To the analysts, the group is “well positioned” to capitalise on this trend, given that Guoco Midtown is the only source of new supply of CBD Grade A office space in Singapore in 2022- 2023. Guoco Midtown will begin its maiden contribution in FY2023.

“This is on top of positive rental reversionary trends expected for Guoco Tower in a tight supply market,” Foo and Tan write.

Is a potential restructuring in the works?

At its current share price against its net asset value (NAV) per share, GuocoLand is currently trading at a P/NAV of 0.44x, which the analysts deem attractive. The valuation is 0.5 standard deviations (s.d.) below its five-year average and lower than its peer average of 0.58x, against “decent yields” of 3.6% per annum (p.a.) for FY2023/FY2024, the analysts note.

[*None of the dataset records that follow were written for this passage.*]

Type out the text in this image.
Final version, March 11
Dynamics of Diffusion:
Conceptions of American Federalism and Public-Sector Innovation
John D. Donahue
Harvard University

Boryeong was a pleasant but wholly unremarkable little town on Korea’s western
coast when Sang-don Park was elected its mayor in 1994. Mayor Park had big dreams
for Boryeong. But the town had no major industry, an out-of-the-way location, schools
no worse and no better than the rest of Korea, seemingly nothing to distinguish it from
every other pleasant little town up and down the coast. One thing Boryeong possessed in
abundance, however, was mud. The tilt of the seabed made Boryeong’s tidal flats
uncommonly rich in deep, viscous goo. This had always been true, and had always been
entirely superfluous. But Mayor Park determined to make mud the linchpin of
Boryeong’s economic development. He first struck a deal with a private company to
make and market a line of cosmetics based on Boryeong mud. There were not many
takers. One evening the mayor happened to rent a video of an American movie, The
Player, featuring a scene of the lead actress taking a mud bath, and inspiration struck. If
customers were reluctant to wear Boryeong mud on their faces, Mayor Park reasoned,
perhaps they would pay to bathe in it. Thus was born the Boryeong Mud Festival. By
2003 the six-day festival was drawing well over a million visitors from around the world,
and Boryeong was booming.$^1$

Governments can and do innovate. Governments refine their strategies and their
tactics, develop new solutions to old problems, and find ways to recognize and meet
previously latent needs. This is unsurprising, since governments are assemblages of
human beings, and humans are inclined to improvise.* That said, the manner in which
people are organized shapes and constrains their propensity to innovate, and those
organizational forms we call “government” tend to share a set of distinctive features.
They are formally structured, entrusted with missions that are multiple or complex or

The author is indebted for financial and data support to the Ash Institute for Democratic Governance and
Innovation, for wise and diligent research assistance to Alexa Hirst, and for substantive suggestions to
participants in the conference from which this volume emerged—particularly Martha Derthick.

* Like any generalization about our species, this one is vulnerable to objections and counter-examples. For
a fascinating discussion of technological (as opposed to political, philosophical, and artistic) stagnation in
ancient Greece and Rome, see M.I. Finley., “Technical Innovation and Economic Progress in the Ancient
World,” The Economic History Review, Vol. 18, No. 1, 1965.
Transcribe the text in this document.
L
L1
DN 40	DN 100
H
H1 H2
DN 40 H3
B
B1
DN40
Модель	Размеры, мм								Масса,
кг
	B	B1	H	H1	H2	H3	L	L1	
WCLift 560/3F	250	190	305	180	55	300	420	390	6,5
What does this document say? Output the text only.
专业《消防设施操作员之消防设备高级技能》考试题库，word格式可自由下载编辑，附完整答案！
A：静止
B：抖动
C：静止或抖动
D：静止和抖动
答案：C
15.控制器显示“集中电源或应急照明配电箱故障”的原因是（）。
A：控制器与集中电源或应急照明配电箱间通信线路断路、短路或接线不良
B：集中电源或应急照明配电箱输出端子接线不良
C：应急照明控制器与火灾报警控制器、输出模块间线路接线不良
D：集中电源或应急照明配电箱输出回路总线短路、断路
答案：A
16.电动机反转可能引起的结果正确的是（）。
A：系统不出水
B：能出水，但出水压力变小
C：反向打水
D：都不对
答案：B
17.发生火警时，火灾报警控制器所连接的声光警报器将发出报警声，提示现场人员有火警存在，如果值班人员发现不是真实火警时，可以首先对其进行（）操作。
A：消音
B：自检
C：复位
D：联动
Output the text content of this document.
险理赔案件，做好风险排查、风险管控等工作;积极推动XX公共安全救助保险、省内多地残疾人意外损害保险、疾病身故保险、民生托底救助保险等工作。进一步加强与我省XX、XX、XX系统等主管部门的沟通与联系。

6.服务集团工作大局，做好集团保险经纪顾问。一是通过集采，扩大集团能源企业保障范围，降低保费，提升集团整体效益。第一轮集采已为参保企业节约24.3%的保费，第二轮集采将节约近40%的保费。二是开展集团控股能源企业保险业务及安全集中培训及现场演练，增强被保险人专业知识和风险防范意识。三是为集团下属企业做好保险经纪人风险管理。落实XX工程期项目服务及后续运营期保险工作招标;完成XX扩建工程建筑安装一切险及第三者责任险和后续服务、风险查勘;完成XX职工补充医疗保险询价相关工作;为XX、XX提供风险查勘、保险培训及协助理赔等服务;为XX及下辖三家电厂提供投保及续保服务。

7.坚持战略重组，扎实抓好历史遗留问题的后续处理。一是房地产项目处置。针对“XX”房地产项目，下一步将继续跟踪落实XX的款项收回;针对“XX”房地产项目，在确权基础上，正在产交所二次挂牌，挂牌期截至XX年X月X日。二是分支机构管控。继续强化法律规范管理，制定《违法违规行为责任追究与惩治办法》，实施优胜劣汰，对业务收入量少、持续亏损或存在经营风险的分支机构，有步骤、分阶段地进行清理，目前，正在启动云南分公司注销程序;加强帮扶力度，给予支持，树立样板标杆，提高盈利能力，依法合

GuocoLand’s NAV per share rose to $3.86 as at June 30 from $3.60 the year before.

“We believe that the current valuations are attractive, given the company’s expertise in mixed-use developments and strong project pre-sales,” say Foo and Tan.

For more stories about where money flows, click here for Capital Section

Further to their report, the analysts are mulling the possibility of the group going through a potential restructuring to crystalise its value.

“With a growing portfolio of commercial assets, the potential securitisation of GuocoLand’s income-producing portfolio or conversion into a ‘stapled security’ could be a significant share price catalyst, with potential upside ranging from 50% to 100%,” they write.

As at 11.17am, shares in GuocoLand are trading flat at $1.67, or at an FY2023 P/B of 0.4x and a dividend yield of 3.6%.